Kronologi Dugaan Pungli
Ajis memaparkan, salah satu korban, Yuniyanti Hafio, menyerahkan uang tunai sebesar Rp 60 juta kepada Muslim Fadel pada 7 Desember 2023. Pada hari yang sama, korban lain, Safrin M. Nur, menyerahkan uang Rp 25 juta kepada Ajid M. Ali di kediaman Ajid di Kelurahan Bastiong, Kecamatan Ternate Selatan.
Keesokan harinya, 8 Desember 2023, korban Sriwahyuni memberikan uang Rp 40 juta secara langsung kepada Muslim Fadel di Kota Ternate. Sementara itu, dua korban lainnya, Abdu Waki dan Erna Wati, masing-masing menyerahkan uang Rp 40 juta dengan bukti kuitansi.

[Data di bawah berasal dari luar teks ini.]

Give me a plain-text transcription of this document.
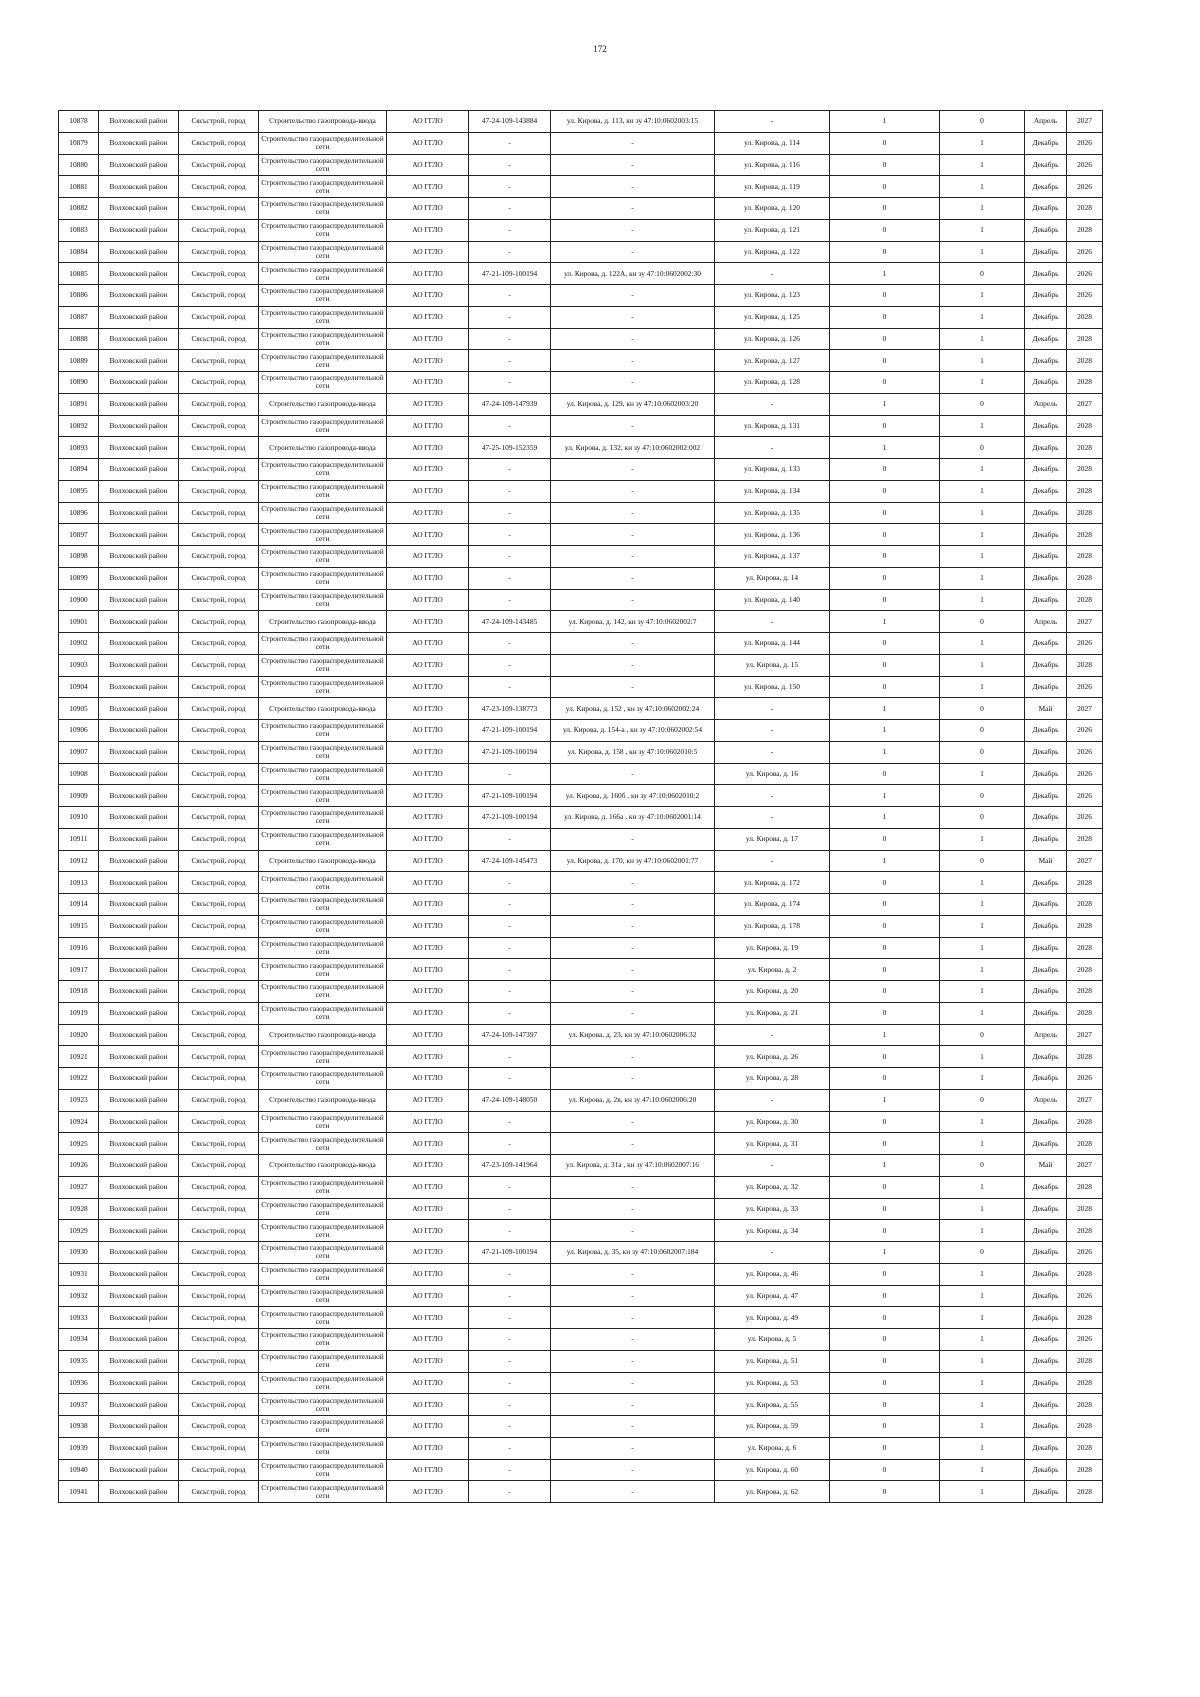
172
10878	Волховский район	Сясьстрой, город	Строительство газопровода-ввода	АО ГГЛО	47-24-109-143884	ул. Кирова, д. 113, кн зу 47:10:0602003:15	-	1	0	Апрель	2027
10879	Волховский район	Сясьстрой, город	Строительство газораспределительной сети	АО ГГЛО	-	-	ул. Кирова, д. 114	0	1	Декабрь	2026
10880	Волховский район	Сясьстрой, город	Строительство газораспределительной сети	АО ГГЛО	-	-	ул. Кирова, д. 116	0	1	Декабрь	2026
10881	Волховский район	Сясьстрой, город	Строительство газораспределительной сети	АО ГГЛО	-	-	ул. Кирова, д. 119	0	1	Декабрь	2026
10882	Волховский район	Сясьстрой, город	Строительство газораспределительной сети	АО ГГЛО	-	-	ул. Кирова, д. 120	0	1	Декабрь	2028
10883	Волховский район	Сясьстрой, город	Строительство газораспределительной сети	АО ГГЛО	-	-	ул. Кирова, д. 121	0	1	Декабрь	2028
10884	Волховский район	Сясьстрой, город	Строительство газораспределительной сети	АО ГГЛО	-	-	ул. Кирова, д. 122	0	1	Декабрь	2026
10885	Волховский район	Сясьстрой, город	Строительство газораспределительной сети	АО ГГЛО	47-21-109-100194	ул. Кирова, д. 122А, кн зу 47:10:0602002:30	-	1	0	Декабрь	2026
10886	Волховский район	Сясьстрой, город	Строительство газораспределительной сети	АО ГГЛО	-	-	ул. Кирова, д. 123	0	1	Декабрь	2026
10887	Волховский район	Сясьстрой, город	Строительство газораспределительной сети	АО ГГЛО	-	-	ул. Кирова, д. 125	0	1	Декабрь	2028
10888	Волховский район	Сясьстрой, город	Строительство газораспределительной сети	АО ГГЛО	-	-	ул. Кирова, д. 126	0	1	Декабрь	2028
10889	Волховский район	Сясьстрой, город	Строительство газораспределительной сети	АО ГГЛО	-	-	ул. Кирова, д. 127	0	1	Декабрь	2028
10890	Волховский район	Сясьстрой, город	Строительство газораспределительной сети	АО ГГЛО	-	-	ул. Кирова, д. 128	0	1	Декабрь	2028
10891	Волховский район	Сясьстрой, город	Строительство газопровода-ввода	АО ГГЛО	47-24-109-147939	ул. Кирова, д. 129, кн зу 47:10:0602003:20	-	1	0	Апрель	2027
10892	Волховский район	Сясьстрой, город	Строительство газораспределительной сети	АО ГГЛО	-	-	ул. Кирова, д. 131	0	1	Декабрь	2028
10893	Волховский район	Сясьстрой, город	Строительство газопровода-ввода	АО ГГЛО	47-25-109-152359	ул. Кирова, д. 132, кн зу 47:10:0602002:002	-	1	0	Декабрь	2028
10894	Волховский район	Сясьстрой, город	Строительство газораспределительной сети	АО ГГЛО	-	-	ул. Кирова, д. 133	0	1	Декабрь	2028
10895	Волховский район	Сясьстрой, город	Строительство газораспределительной сети	АО ГГЛО	-	-	ул. Кирова, д. 134	0	1	Декабрь	2028
10896	Волховский район	Сясьстрой, город	Строительство газораспределительной сети	АО ГГЛО	-	-	ул. Кирова, д. 135	0	1	Декабрь	2028
10897	Волховский район	Сясьстрой, город	Строительство газораспределительной сети	АО ГГЛО	-	-	ул. Кирова, д. 136	0	1	Декабрь	2028
10898	Волховский район	Сясьстрой, город	Строительство газораспределительной сети	АО ГГЛО	-	-	ул. Кирова, д. 137	0	1	Декабрь	2028
10899	Волховский район	Сясьстрой, город	Строительство газораспределительной сети	АО ГГЛО	-	-	ул. Кирова, д. 14	0	1	Декабрь	2028
10900	Волховский район	Сясьстрой, город	Строительство газораспределительной сети	АО ГГЛО	-	-	ул. Кирова, д. 140	0	1	Декабрь	2028
10901	Волховский район	Сясьстрой, город	Строительство газопровода-ввода	АО ГГЛО	47-24-109-143485	ул. Кирова, д. 142, кн зу 47:10:0602002:7	-	1	0	Апрель	2027
10902	Волховский район	Сясьстрой, город	Строительство газораспределительной сети	АО ГГЛО	-	-	ул. Кирова, д. 144	0	1	Декабрь	2026
10903	Волховский район	Сясьстрой, город	Строительство газораспределительной сети	АО ГГЛО	-	-	ул. Кирова, д. 15	0	1	Декабрь	2028
10904	Волховский район	Сясьстрой, город	Строительство газораспределительной сети	АО ГГЛО	-	-	ул. Кирова, д. 150	0	1	Декабрь	2026
10905	Волховский район	Сясьстрой, город	Строительство газопровода-ввода	АО ГГЛО	47-23-109-138773	ул. Кирова, д. 152 , кн зу 47:10:0602002:24	-	1	0	Май	2027
10906	Волховский район	Сясьстрой, город	Строительство газораспределительной сети	АО ГГЛО	47-21-109-100194	ул. Кирова, д. 154-а , кн зу 47:10:0602002:54	-	1	0	Декабрь	2026
10907	Волховский район	Сясьстрой, город	Строительство газораспределительной сети	АО ГГЛО	47-21-109-100194	ул. Кирова, д. 158 , кн зу 47:10:0602010:5	-	1	0	Декабрь	2026
10908	Волховский район	Сясьстрой, город	Строительство газораспределительной сети	АО ГГЛО	-	-	ул. Кирова, д. 16	0	1	Декабрь	2026
10909	Волховский район	Сясьстрой, город	Строительство газораспределительной сети	АО ГГЛО	47-21-109-100194	ул. Кирова, д. 160б , кн зу 47:10:0602010:2	-	1	0	Декабрь	2026
10910	Волховский район	Сясьстрой, город	Строительство газораспределительной сети	АО ГГЛО	47-21-109-100194	ул. Кирова, д. 166а , кн зу 47:10:0602001:14	-	1	0	Декабрь	2026
10911	Волховский район	Сясьстрой, город	Строительство газораспределительной сети	АО ГГЛО	-	-	ул. Кирова, д. 17	0	1	Декабрь	2028
10912	Волховский район	Сясьстрой, город	Строительство газопровода-ввода	АО ГГЛО	47-24-109-145473	ул. Кирова, д. 170, кн зу 47:10:0602001:77	-	1	0	Май	2027
10913	Волховский район	Сясьстрой, город	Строительство газораспределительной сети	АО ГГЛО	-	-	ул. Кирова, д. 172	0	1	Декабрь	2028
10914	Волховский район	Сясьстрой, город	Строительство газораспределительной сети	АО ГГЛО	-	-	ул. Кирова, д. 174	0	1	Декабрь	2028
10915	Волховский район	Сясьстрой, город	Строительство газораспределительной сети	АО ГГЛО	-	-	ул. Кирова, д. 178	0	1	Декабрь	2028
10916	Волховский район	Сясьстрой, город	Строительство газораспределительной сети	АО ГГЛО	-	-	ул. Кирова, д. 19	0	1	Декабрь	2028
10917	Волховский район	Сясьстрой, город	Строительство газораспределительной сети	АО ГГЛО	-	-	ул. Кирова, д. 2	0	1	Декабрь	2028
10918	Волховский район	Сясьстрой, город	Строительство газораспределительной сети	АО ГГЛО	-	-	ул. Кирова, д. 20	0	1	Декабрь	2028
10919	Волховский район	Сясьстрой, город	Строительство газораспределительной сети	АО ГГЛО	-	-	ул. Кирова, д. 21	0	1	Декабрь	2028
10920	Волховский район	Сясьстрой, город	Строительство газопровода-ввода	АО ГГЛО	47-24-109-147397	ул. Кирова, д. 23, кн зу 47:10:0602006:32	-	1	0	Апрель	2027
10921	Волховский район	Сясьстрой, город	Строительство газораспределительной сети	АО ГГЛО	-	-	ул. Кирова, д. 26	0	1	Декабрь	2028
10922	Волховский район	Сясьстрой, город	Строительство газораспределительной сети	АО ГГЛО	-	-	ул. Кирова, д. 28	0	1	Декабрь	2026
10923	Волховский район	Сясьстрой, город	Строительство газопровода-ввода	АО ГГЛО	47-24-109-148050	ул. Кирова, д. 2в, кн зу 47:10:0602006:20	-	1	0	Апрель	2027
10924	Волховский район	Сясьстрой, город	Строительство газораспределительной сети	АО ГГЛО	-	-	ул. Кирова, д. 30	0	1	Декабрь	2028
10925	Волховский район	Сясьстрой, город	Строительство газораспределительной сети	АО ГГЛО	-	-	ул. Кирова, д. 31	0	1	Декабрь	2028
10926	Волховский район	Сясьстрой, город	Строительство газопровода-ввода	АО ГГЛО	47-23-109-141964	ул. Кирова, д. 31а , кн зу 47:10:0602007:16	-	1	0	Май	2027
10927	Волховский район	Сясьстрой, город	Строительство газораспределительной сети	АО ГГЛО	-	-	ул. Кирова, д. 32	0	1	Декабрь	2028
10928	Волховский район	Сясьстрой, город	Строительство газораспределительной сети	АО ГГЛО	-	-	ул. Кирова, д. 33	0	1	Декабрь	2028
10929	Волховский район	Сясьстрой, город	Строительство газораспределительной сети	АО ГГЛО	-	-	ул. Кирова, д. 34	0	1	Декабрь	2028
10930	Волховский район	Сясьстрой, город	Строительство газораспределительной сети	АО ГГЛО	47-21-109-100194	ул. Кирова, д. 35, кн зу 47:10:0602007:184	-	1	0	Декабрь	2026
10931	Волховский район	Сясьстрой, город	Строительство газораспределительной сети	АО ГГЛО	-	-	ул. Кирова, д. 46	0	1	Декабрь	2028
10932	Волховский район	Сясьстрой, город	Строительство газораспределительной сети	АО ГГЛО	-	-	ул. Кирова, д. 47	0	1	Декабрь	2026
10933	Волховский район	Сясьстрой, город	Строительство газораспределительной сети	АО ГГЛО	-	-	ул. Кирова, д. 49	0	1	Декабрь	2028
10934	Волховский район	Сясьстрой, город	Строительство газораспределительной сети	АО ГГЛО	-	-	ул. Кирова, д. 5	0	1	Декабрь	2026
10935	Волховский район	Сясьстрой, город	Строительство газораспределительной сети	АО ГГЛО	-	-	ул. Кирова, д. 51	0	1	Декабрь	2028
10936	Волховский район	Сясьстрой, город	Строительство газораспределительной сети	АО ГГЛО	-	-	ул. Кирова, д. 53	0	1	Декабрь	2028
10937	Волховский район	Сясьстрой, город	Строительство газораспределительной сети	АО ГГЛО	-	-	ул. Кирова, д. 55	0	1	Декабрь	2028
10938	Волховский район	Сясьстрой, город	Строительство газораспределительной сети	АО ГГЛО	-	-	ул. Кирова, д. 59	0	1	Декабрь	2028
10939	Волховский район	Сясьстрой, город	Строительство газораспределительной сети	АО ГГЛО	-	-	ул. Кирова, д. 6	0	1	Декабрь	2028
10940	Волховский район	Сясьстрой, город	Строительство газораспределительной сети	АО ГГЛО	-	-	ул. Кирова, д. 60	0	1	Декабрь	2028
10941	Волховский район	Сясьстрой, город	Строительство газораспределительной сети	АО ГГЛО	-	-	ул. Кирова, д. 62	0	1	Декабрь	2028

Total kerugian yang dialami kelima korban mencapai Rp 205 juta.
Harapan kepada Kejati
Ajis menyatakan bahwa LMP Malut telah menyerahkan laporan lengkap beserta bukti-bukti kepada Kejaksaan Tinggi Maluku Utara. Ia berharap laporan ini segera ditindaklanjuti.
“Kami berharap Kejati Malut dapat mengusut tuntas kasus ini agar memberikan keadilan bagi para korban,” tutupnya.